Im allgemeinen hat der Mensch noch nicht die Bewußtseinsebene erlangt, die erkennen läßt, daß er und seine Mitmenschen nun eine wirkliche Einheit sind. Aber wenn wir auf die Stimme derer hören, die die Menschheit führen, dann wird uns klar, daß sie - jeder auf seine Art - ein und denselben grundlegenden Wahrheiten Ausdruck verleihen.

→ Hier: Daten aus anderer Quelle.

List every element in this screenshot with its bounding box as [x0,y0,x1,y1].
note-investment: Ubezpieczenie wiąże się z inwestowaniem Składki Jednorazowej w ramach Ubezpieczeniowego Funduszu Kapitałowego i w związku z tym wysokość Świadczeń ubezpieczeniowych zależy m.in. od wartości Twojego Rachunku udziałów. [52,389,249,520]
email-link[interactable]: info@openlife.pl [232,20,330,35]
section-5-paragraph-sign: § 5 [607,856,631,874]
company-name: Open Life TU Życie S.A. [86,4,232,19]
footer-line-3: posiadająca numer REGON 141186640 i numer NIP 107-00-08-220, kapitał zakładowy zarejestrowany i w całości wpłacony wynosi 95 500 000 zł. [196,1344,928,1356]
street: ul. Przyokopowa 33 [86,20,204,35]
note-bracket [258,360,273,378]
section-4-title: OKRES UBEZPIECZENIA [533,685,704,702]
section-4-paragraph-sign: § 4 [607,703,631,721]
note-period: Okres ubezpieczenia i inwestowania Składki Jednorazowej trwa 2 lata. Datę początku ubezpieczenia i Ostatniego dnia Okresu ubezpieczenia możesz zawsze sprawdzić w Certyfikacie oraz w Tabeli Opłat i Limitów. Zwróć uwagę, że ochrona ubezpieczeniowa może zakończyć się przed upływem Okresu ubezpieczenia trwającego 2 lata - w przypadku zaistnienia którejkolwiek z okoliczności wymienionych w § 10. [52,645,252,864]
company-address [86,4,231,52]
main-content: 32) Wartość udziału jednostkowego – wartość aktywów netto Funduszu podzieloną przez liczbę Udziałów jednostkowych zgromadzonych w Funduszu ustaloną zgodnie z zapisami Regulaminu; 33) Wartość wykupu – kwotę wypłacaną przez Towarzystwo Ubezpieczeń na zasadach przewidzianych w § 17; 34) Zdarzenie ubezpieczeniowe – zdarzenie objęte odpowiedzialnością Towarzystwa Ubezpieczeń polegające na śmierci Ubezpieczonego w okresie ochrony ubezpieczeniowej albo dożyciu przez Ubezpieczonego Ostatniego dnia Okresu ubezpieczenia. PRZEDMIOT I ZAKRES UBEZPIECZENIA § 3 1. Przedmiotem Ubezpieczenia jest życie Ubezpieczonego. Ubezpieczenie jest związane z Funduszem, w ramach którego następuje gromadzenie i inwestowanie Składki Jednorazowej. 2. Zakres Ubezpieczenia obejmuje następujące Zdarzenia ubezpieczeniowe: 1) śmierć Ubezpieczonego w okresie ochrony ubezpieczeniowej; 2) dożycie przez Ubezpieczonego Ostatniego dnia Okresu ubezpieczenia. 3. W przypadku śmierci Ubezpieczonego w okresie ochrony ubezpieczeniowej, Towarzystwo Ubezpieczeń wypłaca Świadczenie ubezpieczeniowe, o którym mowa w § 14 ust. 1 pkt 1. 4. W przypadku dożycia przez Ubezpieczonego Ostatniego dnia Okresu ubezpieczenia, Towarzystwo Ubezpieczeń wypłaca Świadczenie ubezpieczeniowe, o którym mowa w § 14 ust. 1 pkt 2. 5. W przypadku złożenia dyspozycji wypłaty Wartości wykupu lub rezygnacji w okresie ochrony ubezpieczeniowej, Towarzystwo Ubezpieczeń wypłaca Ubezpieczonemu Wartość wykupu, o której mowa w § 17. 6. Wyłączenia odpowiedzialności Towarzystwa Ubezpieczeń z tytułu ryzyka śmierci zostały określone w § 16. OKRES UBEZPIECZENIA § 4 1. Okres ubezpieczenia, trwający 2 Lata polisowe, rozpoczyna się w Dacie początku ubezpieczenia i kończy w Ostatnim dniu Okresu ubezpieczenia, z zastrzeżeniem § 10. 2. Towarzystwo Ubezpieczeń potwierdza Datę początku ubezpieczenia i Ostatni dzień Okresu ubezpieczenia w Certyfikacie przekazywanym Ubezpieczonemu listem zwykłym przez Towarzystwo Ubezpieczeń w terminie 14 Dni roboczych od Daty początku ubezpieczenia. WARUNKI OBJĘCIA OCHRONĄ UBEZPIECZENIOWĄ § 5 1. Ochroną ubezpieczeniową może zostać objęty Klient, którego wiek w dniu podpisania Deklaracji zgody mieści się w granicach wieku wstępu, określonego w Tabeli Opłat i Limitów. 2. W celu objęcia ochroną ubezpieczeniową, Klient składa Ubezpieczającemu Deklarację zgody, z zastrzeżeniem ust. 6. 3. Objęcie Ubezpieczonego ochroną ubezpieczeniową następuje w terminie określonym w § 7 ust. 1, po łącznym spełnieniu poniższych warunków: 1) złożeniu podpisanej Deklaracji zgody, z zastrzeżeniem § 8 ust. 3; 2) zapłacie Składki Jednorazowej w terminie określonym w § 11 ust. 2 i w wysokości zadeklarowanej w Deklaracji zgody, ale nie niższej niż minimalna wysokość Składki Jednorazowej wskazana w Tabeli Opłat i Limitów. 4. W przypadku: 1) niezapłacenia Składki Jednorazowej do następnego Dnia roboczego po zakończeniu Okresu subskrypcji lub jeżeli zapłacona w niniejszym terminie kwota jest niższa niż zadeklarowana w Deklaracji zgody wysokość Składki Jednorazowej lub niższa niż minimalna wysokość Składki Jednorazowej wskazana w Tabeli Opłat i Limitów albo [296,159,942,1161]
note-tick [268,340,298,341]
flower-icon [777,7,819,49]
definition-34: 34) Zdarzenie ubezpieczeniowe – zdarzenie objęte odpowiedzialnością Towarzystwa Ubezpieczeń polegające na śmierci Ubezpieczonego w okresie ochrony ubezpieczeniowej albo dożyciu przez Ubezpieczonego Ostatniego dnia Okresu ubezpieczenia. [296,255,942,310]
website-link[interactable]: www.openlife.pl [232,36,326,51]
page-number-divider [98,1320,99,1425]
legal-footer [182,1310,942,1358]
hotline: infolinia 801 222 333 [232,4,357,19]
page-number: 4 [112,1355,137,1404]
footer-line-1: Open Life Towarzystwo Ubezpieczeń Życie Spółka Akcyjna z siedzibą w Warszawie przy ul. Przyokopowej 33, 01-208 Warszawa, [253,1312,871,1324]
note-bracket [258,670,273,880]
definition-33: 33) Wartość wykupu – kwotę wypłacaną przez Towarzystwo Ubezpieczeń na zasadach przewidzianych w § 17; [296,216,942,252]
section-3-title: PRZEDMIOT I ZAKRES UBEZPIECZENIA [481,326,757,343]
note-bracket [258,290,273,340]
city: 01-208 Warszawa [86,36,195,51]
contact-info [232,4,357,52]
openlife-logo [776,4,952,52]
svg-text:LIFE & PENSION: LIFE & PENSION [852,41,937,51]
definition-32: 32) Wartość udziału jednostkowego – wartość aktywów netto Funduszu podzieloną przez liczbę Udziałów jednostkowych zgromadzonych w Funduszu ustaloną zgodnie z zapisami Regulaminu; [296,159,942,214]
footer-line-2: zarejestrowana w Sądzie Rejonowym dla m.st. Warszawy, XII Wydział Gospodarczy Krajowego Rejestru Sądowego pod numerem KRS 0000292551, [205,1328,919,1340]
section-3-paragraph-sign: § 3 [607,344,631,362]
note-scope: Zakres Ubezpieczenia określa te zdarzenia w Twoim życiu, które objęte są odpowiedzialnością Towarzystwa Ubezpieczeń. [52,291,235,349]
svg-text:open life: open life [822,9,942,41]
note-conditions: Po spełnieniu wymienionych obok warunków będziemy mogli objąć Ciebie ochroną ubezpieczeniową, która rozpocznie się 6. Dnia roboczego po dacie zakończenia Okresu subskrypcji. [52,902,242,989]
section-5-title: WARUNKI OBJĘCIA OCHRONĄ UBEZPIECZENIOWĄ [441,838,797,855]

Heute tritt immer deutlicher hervor, daß die einzige Möglichkeit zur Befreiung von der dunklen Gefahr unserer Zeit in der Erkenntnis liegt, daß die Menschen eine Einheit bilden. Das zu erkennen, ist die eine Seite, es aber in die Tat umzusetzen, ist etwas ganz anderes. Jeder von uns muß zuerst versuchen, das Begehren nach Macht durch Dienstbereitschaft zu ersetzen. Denn der einzige Weg, um zu einer positiven Haltung den Problemen und Gefahren dieser Zeit und vor allem unserer innewohnenden Furcht gegenüber zu gelangen, liegt in der Richtung, die uns in voller Ergebenheit zu sagen lehrt: "Nicht mein, (persönlicher) sondern Dein Wille geschehe." Wir werden keine Furcht haben, wenn wir nicht dem niederen menschlichen Willen des "Ich", sondern dem göttlichen spirituellen Willen folgen, der in jedem von uns aktiv ist, und wenn wir unser Vertrauen nicht in unser begrenztes persönliches Ego, sondern in das Große und Unergründliche Mysterium setzen, von dem wir alle ein geringer, aber wesentlicher Ausdruck sind.